Discours de haine: la cote d’alerte

Le ministre de la Communication, René Emmanuel Sadi annonce une sensibilisation de masse au Cameroun face à cette pratique. C’était au cours d’une conférence de presse conjointe qui s’est tenue ce 17 mai à Yaoundé.

 

 

L’ampleur des discours de haine dans l’espace public prend de proportions inquiétantes au Cameroun. C’est ce qui se dégage de la conférence de presse conjointe de ce mercredi à Yaoundé.

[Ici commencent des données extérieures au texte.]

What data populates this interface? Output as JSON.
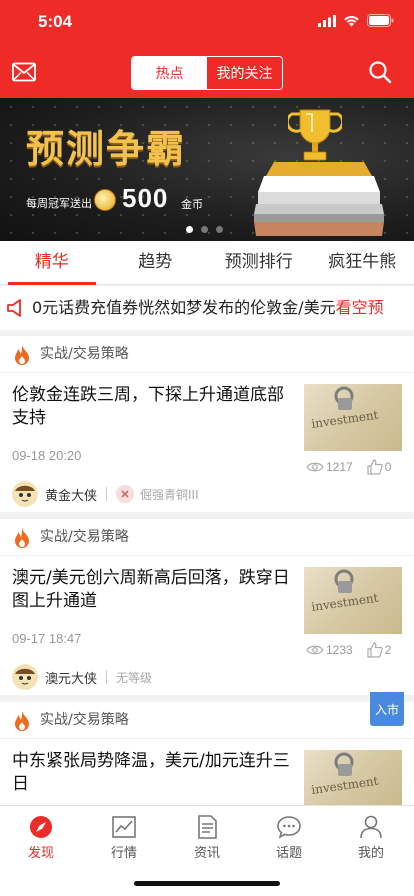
{
  "status": {
    "time": "5:04"
  },
  "header": {
    "segments": [
      "热点",
      "我的关注"
    ]
  },
  "banner": {
    "title": "预测争霸",
    "subtitle": "每周冠军送出",
    "amount": "500",
    "unit": "金币"
  },
  "tabs": [
    "精华",
    "趋势",
    "预测排行",
    "疯狂牛熊"
  ],
  "ticker": {
    "text": "0元话费充值券恍然如梦发布的伦敦金/美元",
    "highlight": "看空预"
  },
  "articles": [
    {
      "category": "实战/交易策略",
      "title": "伦敦金连跌三周，下探上升通道底部支持",
      "date": "09-18 20:20",
      "views": "1217",
      "likes": "0",
      "author": "黄金大侠",
      "level": "倔强青铜III"
    },
    {
      "category": "实战/交易策略",
      "title": "澳元/美元创六周新高后回落，跌穿日图上升通道",
      "date": "09-17 18:47",
      "views": "1233",
      "likes": "2",
      "author": "澳元大侠",
      "level": "无等级"
    },
    {
      "category": "实战/交易策略",
      "title": "中东紧张局势降温，美元/加元连升三日",
      "badge": "入市"
    }
  ],
  "tabbar": [
    "发现",
    "行情",
    "资讯",
    "话题",
    "我的"
  ],
  "colors": {
    "brand": "#ee2b26",
    "badge": "#4a89e0"
  },
  "thumb_text": "investment"
}
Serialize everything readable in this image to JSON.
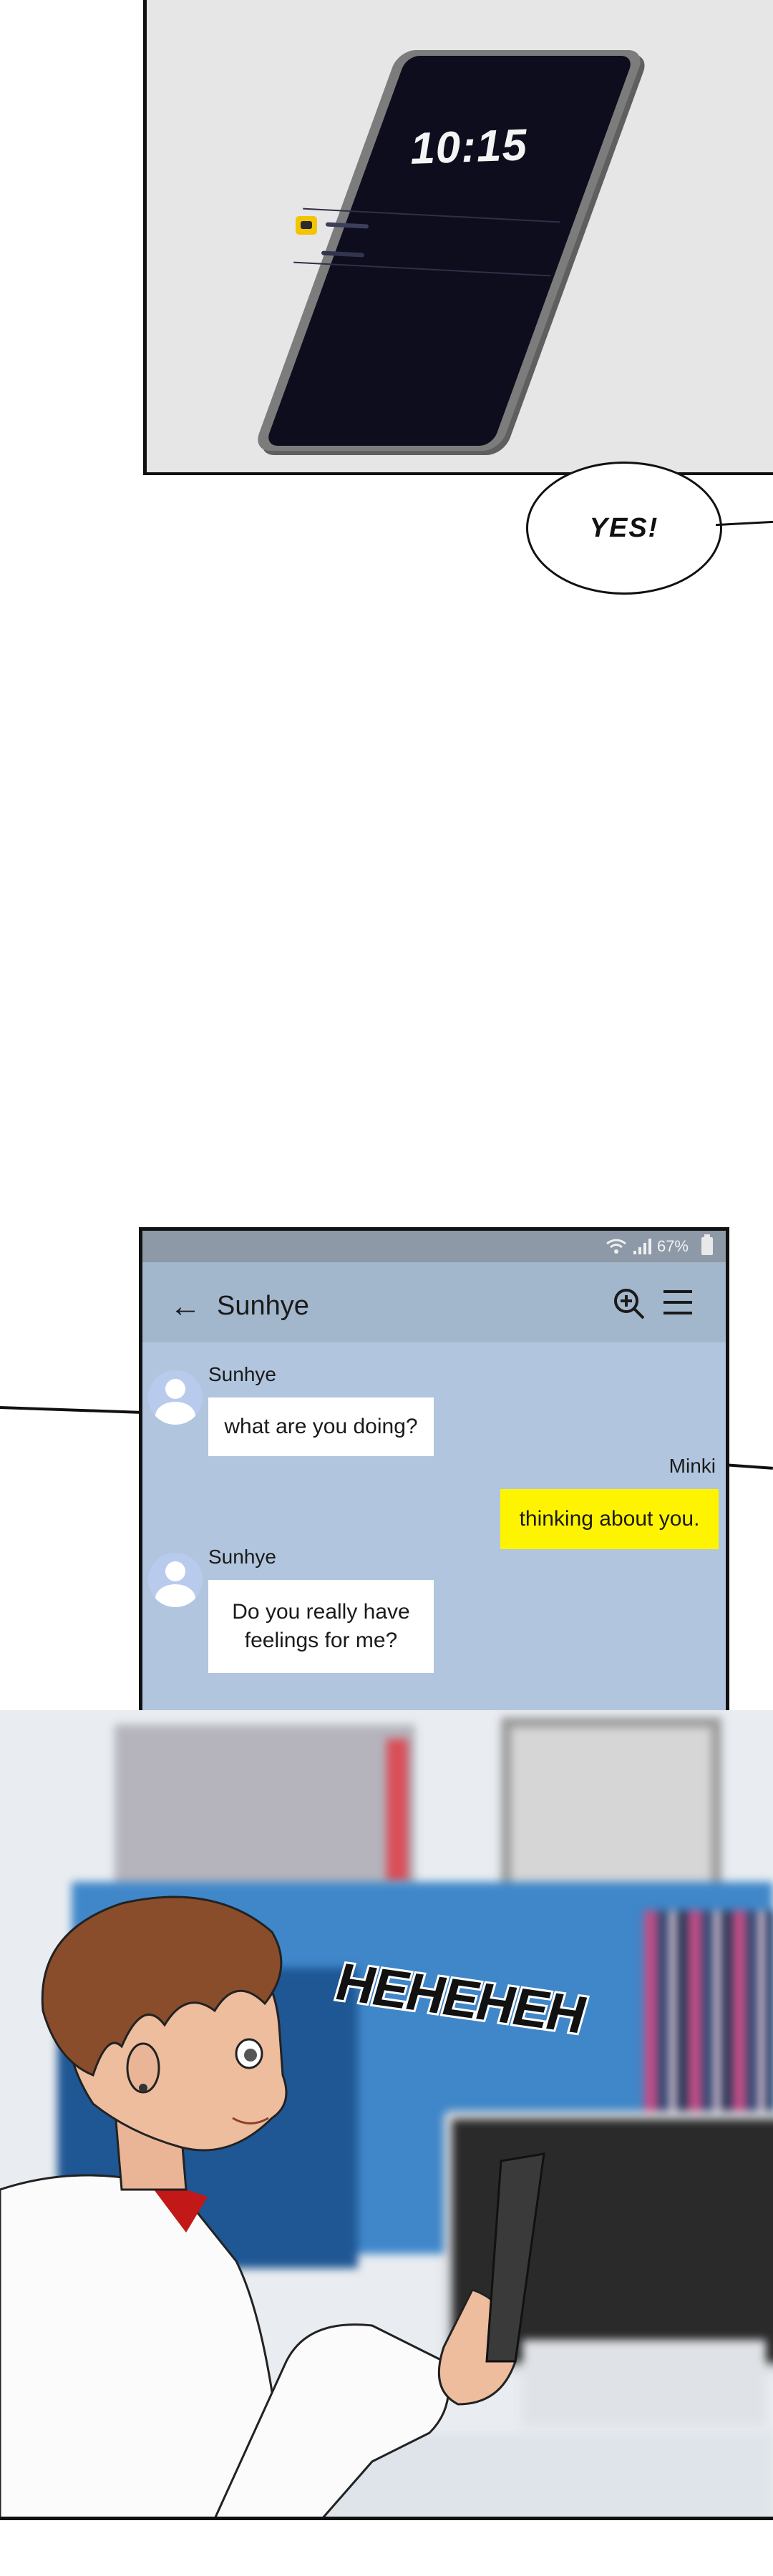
{
  "panel_phone": {
    "lock_time": "10:15"
  },
  "speech_bubble": {
    "text": "YES!"
  },
  "chat": {
    "status": {
      "battery": "67%"
    },
    "header": {
      "back_glyph": "←",
      "contact_name": "Sunhye",
      "icons": [
        "back-arrow-icon",
        "zoom-in-icon",
        "menu-icon"
      ]
    },
    "messages": [
      {
        "sender": "Sunhye",
        "text": "what are you doing?",
        "direction": "incoming"
      },
      {
        "sender": "Minki",
        "text": "thinking about you.",
        "direction": "outgoing"
      },
      {
        "sender": "Sunhye",
        "text": "Do you really have feelings for me?",
        "direction": "incoming"
      }
    ],
    "colors": {
      "chat_background": "#b1c6de",
      "outgoing_bubble": "#fff400",
      "incoming_bubble": "#ffffff"
    }
  },
  "sound_effect": {
    "text": "HEHEHEH"
  }
}
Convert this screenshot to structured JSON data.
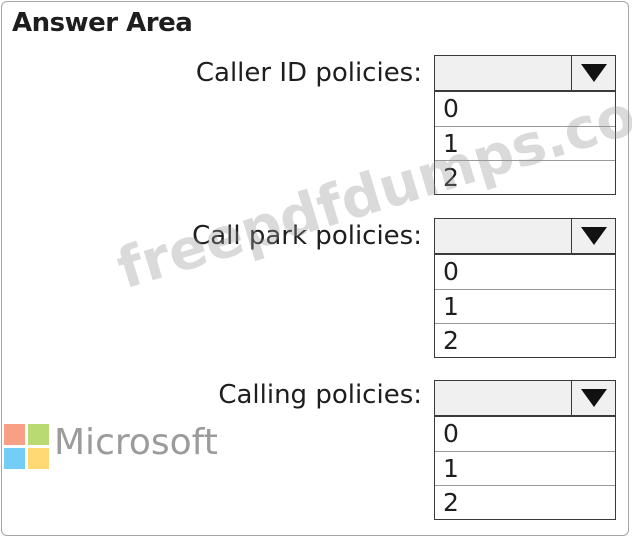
{
  "title": "Answer Area",
  "watermark": "freepdfdumps.com",
  "brand": {
    "name": "Microsoft"
  },
  "questions": [
    {
      "label": "Caller ID policies:",
      "selected": "",
      "options": [
        "0",
        "1",
        "2"
      ]
    },
    {
      "label": "Call park policies:",
      "selected": "",
      "options": [
        "0",
        "1",
        "2"
      ]
    },
    {
      "label": "Calling policies:",
      "selected": "",
      "options": [
        "0",
        "1",
        "2"
      ]
    }
  ]
}
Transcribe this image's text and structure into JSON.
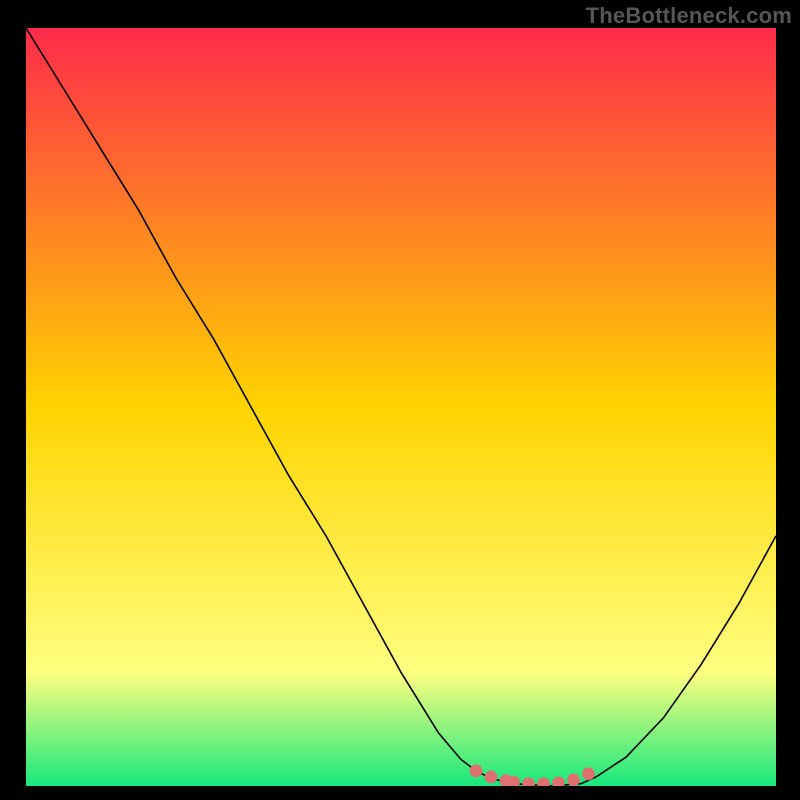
{
  "attribution": "TheBottleneck.com",
  "colors": {
    "frame": "#000000",
    "gradient_top": "#ff2b4a",
    "gradient_mid": "#ffd400",
    "gradient_low": "#ffff80",
    "gradient_bottom": "#17e87c",
    "curve": "#000000",
    "marker": "#de7070",
    "attribution_text": "#565656"
  },
  "chart_data": {
    "type": "line",
    "title": "",
    "xlabel": "",
    "ylabel": "",
    "xlim": [
      0,
      100
    ],
    "ylim": [
      0,
      100
    ],
    "series": [
      {
        "name": "curve",
        "x": [
          0,
          5,
          10,
          15,
          20,
          25,
          30,
          35,
          40,
          45,
          50,
          55,
          58,
          60,
          62,
          65,
          70,
          74,
          76,
          80,
          85,
          90,
          95,
          100
        ],
        "y": [
          100,
          92,
          84,
          76,
          67,
          59,
          50,
          41,
          33,
          24,
          15,
          7,
          3.5,
          2,
          1,
          0.3,
          0,
          0.3,
          1.2,
          3.8,
          9,
          16,
          24,
          33
        ]
      }
    ],
    "markers": {
      "name": "sweet-spot",
      "x": [
        60,
        62,
        64,
        65,
        67,
        69,
        71,
        73,
        75
      ],
      "y": [
        2.0,
        1.2,
        0.7,
        0.5,
        0.3,
        0.3,
        0.4,
        0.8,
        1.6
      ]
    }
  }
}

Pour adresser cette problématique, le ministre de la Communication, porte-parole du gouvernement avait à ses cotés, son homologue de l’Administration territoriale, Paul Atanga Nji et le président de la Commission nationale pour la promotion du bilinguisme et du multiculturalisme, Peter Mafany Musonge.

Soigner le mal à la racine

Dans son propos liminaire, le ministre de la Communication a souligné qu’un plan de communication et d’éducation à la citoyenneté sera bientôt mis à disposition. Ce sera d’abord dans les médias, ensuite hors médias et enfin dans les programmes scolaires.
« La lutte contre les discours de haine doit être perçue comme une priorité absolue pour la sauvegarde de la démocratie et de l’Etat de droit, ainsi que la préservation des valeurs de paix, d’unité et du vivre-ensemble », a relevé René Emmanuel Sadi.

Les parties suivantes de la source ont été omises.